Gelet op het feit dat verdachte zich op andere delen van de Burgemeester Letschertweg niets gelegen heeft laten liggen aan de verkeersregels en hij na het tijdelijk terugbrengen van zijn snelheid deze ook telkens weer opnieuw verhoogde, is de conclusie gerechtvaardigd dat verdachte, daar waar hij zich wel aan de verkeersregels hield, niet uit vrije wil zijn rijgedrag heeft aangepast aan die verkeersregels, maar dat het verkeer op die plaatsen het kennelijk niet toeliet dat hij daar zijn rijgedrag handhaafde. De rechtbank leidt hieruit af dat verdachte, ondanks zijn extreem hoge snelheden en het meermalen rijden door rood licht, een aanrijding met een ander gemotoriseerd voertuig op de Burgemeester Letschertweg heeft willen voorkomen.
Op de kruising van de Stokhasseltlaan met de Vlashoflaan, waar het ongeval plaatsvond, heeft verdachte, zoals hij zelf heeft verklaard, naar links gekeken, teneinde zich ervan te vergewissen dat de auto die daar voor het verkeerslicht stond te wachten ook daar bleef staan op het moment dat verdachte de kruising op wilde rijden. Dit bevestigt voor de rechtbank dat verdachte, waar het ander gemotoriseerd verkeer betreft, gefocust is geweest op het voorkomen van een aanrijding en daarop zijn gedrag heeft aangepast. Dat ligt ook voor de hand, omdat een aanrijding onder dergelijke omstandigheden ook risico's voor de gezondheid van verdachte met zich zou meebrengen en de rechtbank ervan uit gaat dat verdachte zijn eigen leven niet in gevaar heeft willen brengen. Het vorenstaande leidt ertoe dat niet gezegd kan worden dat verdachte de kans op een aanrijding met een ander gemotoriseerd voertuig bewust heeft aanvaard.

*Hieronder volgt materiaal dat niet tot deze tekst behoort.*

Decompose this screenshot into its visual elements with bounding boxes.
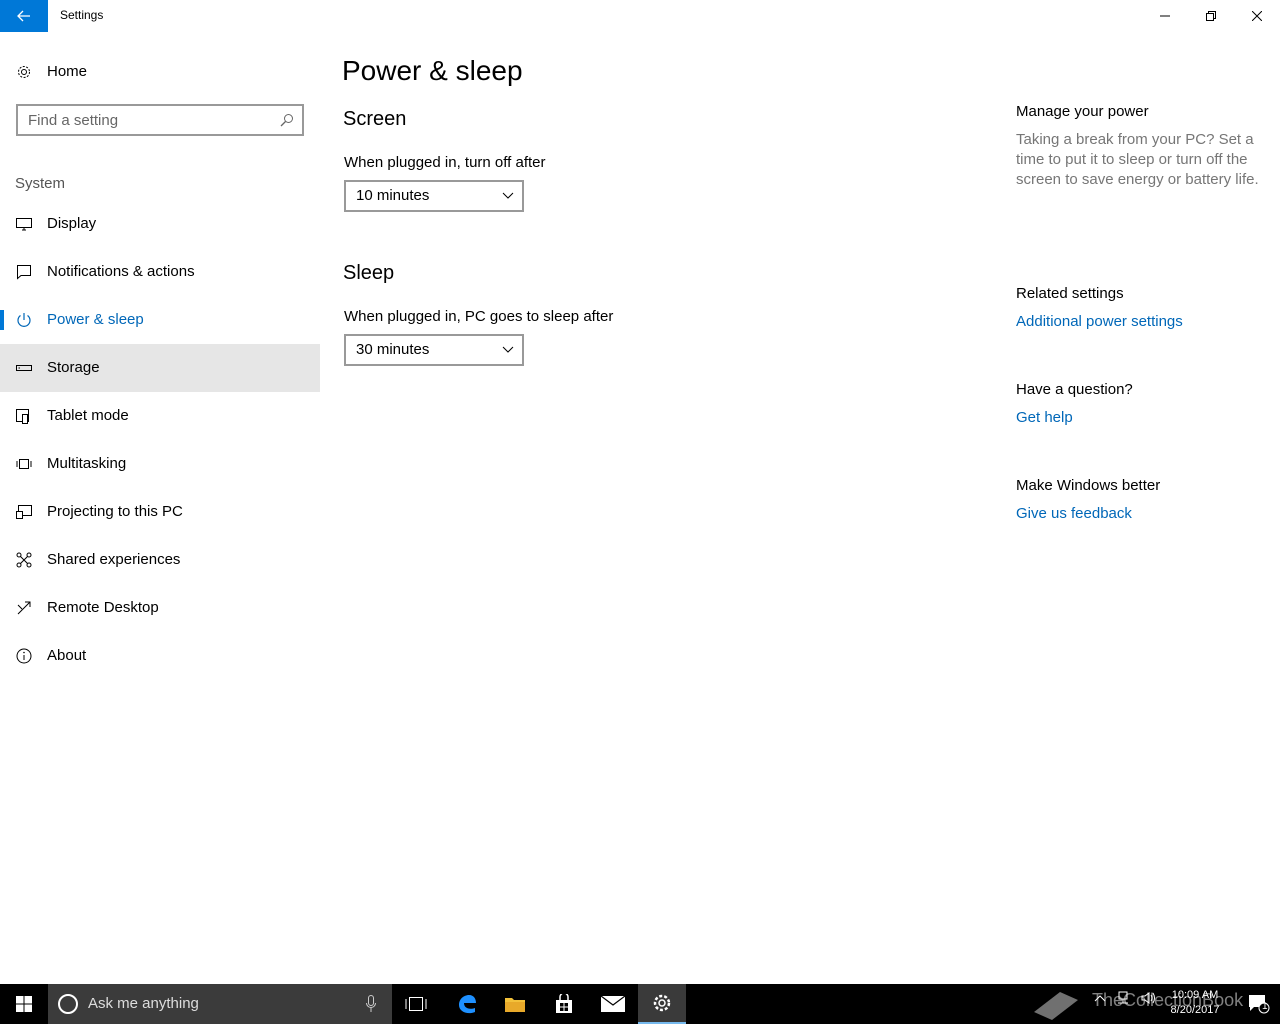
sidebar-item-notifications[interactable]: Notifications & actions xyxy=(0,248,320,296)
sidebar-item-multitasking[interactable]: Multitasking xyxy=(0,440,320,488)
network-icon xyxy=(1118,991,1129,1004)
taskbar: Ask me anything TheCollectionBook 10:09 … xyxy=(0,984,1280,1024)
search-input[interactable]: Find a setting xyxy=(16,104,304,136)
sidebar-nav: Display Notifications & actions Power & … xyxy=(0,200,320,680)
sidebar: Home Find a setting System Display Notif… xyxy=(0,32,320,984)
title-bar: Settings xyxy=(0,0,1280,32)
section-label: System xyxy=(15,175,66,192)
search-placeholder: Find a setting xyxy=(28,112,119,129)
sidebar-item-label: Remote Desktop xyxy=(47,599,159,616)
chevron-down-icon xyxy=(502,192,514,199)
restore-button[interactable] xyxy=(1188,0,1234,32)
back-arrow-icon xyxy=(17,10,30,22)
tablet-icon xyxy=(16,409,29,424)
sleep-heading: Sleep xyxy=(343,262,395,284)
message-icon xyxy=(17,265,31,280)
clock-date: 8/20/2017 xyxy=(1170,1004,1220,1016)
microphone-icon[interactable] xyxy=(366,995,376,1013)
search-icon xyxy=(280,114,293,127)
sidebar-item-label: Notifications & actions xyxy=(47,263,195,280)
share-icon xyxy=(16,552,32,568)
edge-button[interactable] xyxy=(443,984,491,1024)
cortana-icon xyxy=(58,994,78,1014)
clock-time: 10:09 AM xyxy=(1171,989,1219,1001)
task-view-button[interactable] xyxy=(392,984,440,1024)
window-title: Settings xyxy=(60,8,104,22)
mail-button[interactable] xyxy=(589,984,637,1024)
sleep-timeout-dropdown[interactable]: 30 minutes xyxy=(344,334,524,366)
get-help-link[interactable]: Get help xyxy=(1016,409,1073,426)
info-icon xyxy=(16,648,32,664)
sidebar-item-display[interactable]: Display xyxy=(0,200,320,248)
edge-icon xyxy=(459,995,476,1014)
screen-timeout-dropdown[interactable]: 10 minutes xyxy=(344,180,524,212)
sidebar-item-tablet-mode[interactable]: Tablet mode xyxy=(0,392,320,440)
manage-heading: Manage your power xyxy=(1016,103,1149,120)
sleep-timeout-value: 30 minutes xyxy=(356,341,430,358)
screen-label: When plugged in, turn off after xyxy=(344,154,546,171)
additional-power-settings-link[interactable]: Additional power settings xyxy=(1016,313,1183,330)
settings-taskbar-button[interactable] xyxy=(638,984,686,1024)
sidebar-item-about[interactable]: About xyxy=(0,632,320,680)
monitor-icon xyxy=(16,218,32,231)
system-tray[interactable] xyxy=(1094,990,1157,1005)
screen-heading: Screen xyxy=(343,108,407,130)
multitask-icon xyxy=(16,459,32,469)
sidebar-item-storage[interactable]: Storage xyxy=(0,344,320,392)
manage-text: Taking a break from your PC? Set a time … xyxy=(1016,131,1259,188)
file-explorer-button[interactable] xyxy=(491,984,539,1024)
power-icon xyxy=(17,313,31,327)
back-button[interactable] xyxy=(0,0,48,32)
book-logo-icon xyxy=(1034,992,1078,1020)
close-icon xyxy=(1252,11,1262,21)
minimize-icon xyxy=(1160,15,1170,17)
sidebar-item-shared-experiences[interactable]: Shared experiences xyxy=(0,536,320,584)
better-heading: Make Windows better xyxy=(1016,477,1161,494)
sidebar-item-label: Shared experiences xyxy=(47,551,181,568)
store-icon xyxy=(556,994,572,1013)
gear-icon xyxy=(18,66,30,78)
cortana-placeholder: Ask me anything xyxy=(88,995,199,1012)
sidebar-item-projecting[interactable]: Projecting to this PC xyxy=(0,488,320,536)
project-icon xyxy=(16,505,32,519)
related-heading: Related settings xyxy=(1016,285,1124,302)
sidebar-item-label: Projecting to this PC xyxy=(47,503,183,520)
sidebar-item-power-sleep[interactable]: Power & sleep xyxy=(0,296,320,344)
minimize-button[interactable] xyxy=(1142,0,1188,32)
remote-icon xyxy=(17,601,31,615)
task-view-icon xyxy=(405,997,427,1011)
cortana-search[interactable]: Ask me anything xyxy=(48,984,392,1024)
start-button[interactable] xyxy=(0,984,48,1024)
chevron-up-icon xyxy=(1094,995,1106,1002)
page-title: Power & sleep xyxy=(342,55,523,86)
gear-icon xyxy=(653,994,671,1012)
windows-logo-icon xyxy=(16,996,32,1012)
home-label: Home xyxy=(47,63,88,80)
sidebar-item-label: About xyxy=(47,647,87,664)
give-feedback-link[interactable]: Give us feedback xyxy=(1016,505,1132,522)
store-button[interactable] xyxy=(540,984,588,1024)
sidebar-item-label: Display xyxy=(47,215,97,232)
notification-count: 1 xyxy=(1262,1001,1268,1012)
sleep-label: When plugged in, PC goes to sleep after xyxy=(344,308,614,325)
home-nav[interactable]: Home xyxy=(0,58,320,88)
screen-timeout-value: 10 minutes xyxy=(356,187,430,204)
sidebar-item-label: Tablet mode xyxy=(47,407,129,424)
volume-icon xyxy=(1141,991,1155,1004)
sidebar-item-label: Power & sleep xyxy=(47,311,144,328)
question-heading: Have a question? xyxy=(1016,381,1133,398)
close-button[interactable] xyxy=(1234,0,1280,32)
clock[interactable]: 10:09 AM 8/20/2017 xyxy=(1160,988,1230,1018)
mail-icon xyxy=(601,996,625,1012)
sidebar-item-label: Storage xyxy=(47,359,100,376)
chevron-down-icon xyxy=(502,346,514,353)
sidebar-item-label: Multitasking xyxy=(47,455,127,472)
restore-icon xyxy=(1206,11,1216,21)
folder-icon xyxy=(505,998,525,1012)
drive-icon xyxy=(16,365,32,371)
action-center-button[interactable]: 1 xyxy=(1238,984,1280,1024)
sidebar-item-remote-desktop[interactable]: Remote Desktop xyxy=(0,584,320,632)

Anders is dat waar het betreft een aanrijding met zwakke verkeersdeelnemers, zoals voetgangers of fietsers. Verdachte heeft, toen hij op zaterdag 12 september 2015 omstreeks 19:47 uur reed over de Stokhasseltlaan, welke straat is gelegen binnen de bebouwde kom, waar hij voetgangers- en fietsersoversteekplaatsen kon verwachten en waar hij gelet op het tijdstip, ook daadwerkelijk rekening moest houden met overstekende voetgangers of fietsers, zich nog steeds enkel gericht op het voorkomen van een aanrijding met overig gemotoriseerd verkeer. Net zoals op de Burgemeester Letschertweg heeft hij ook hier zijn rijgedrag slechts aangepast aan overig gemotoriseerd verkeer, daarbij de maximumsnelheid en verkeerslichten volkomen negerend. Op geen enkele manier heeft verdachte er blijk van gegeven een aanrijding met een zwakke verkeersdeelnemer, die voor hemzelf naar verwachting relatief beperkte gevolgen zou hebben, te hebben willen voorkomen. Het belang van deze verkeersdeelnemers is voor verdachte volkomen ondergeschikt geweest aan zijn eigen belang om te kunnen blijven racen. Door aldus te handelen heeft verdachte naar het oordeel van de rechtbank welbewust de aanmerkelijke kans op de koop toe genomen dat hij een overstekende fietser of voetganger zou scheppen, die daardoor zou komen te overlijden.
De rechtbank acht daarom de aan verdachte ten laste gelegde doodslag wettig en overtuigend bewezen.
Feit 2:
Aangezien verdachte ten aanzien van feit 2 een bekennende verklaring heeft afgelegd en ter zake daarvan geen vrijspraak is bepleit, zal worden volstaan met een opgave van de bewijsmiddelen als bedoeld in artikel 359, derde lid, van het Wetboek van Strafvordering en acht de rechtbank dat feit wettig en overtuigend bewezen, gelet op:
- de bekennende verklaring van verdachte, afgelegd tijdens de zitting van 14 juni 2016;
- het rapport van het Regionaal Bureau Wet Wapens en Munitie;
- het proces-verbaal van aantreffen van het wapen in de woning van de vriendin van verdachte.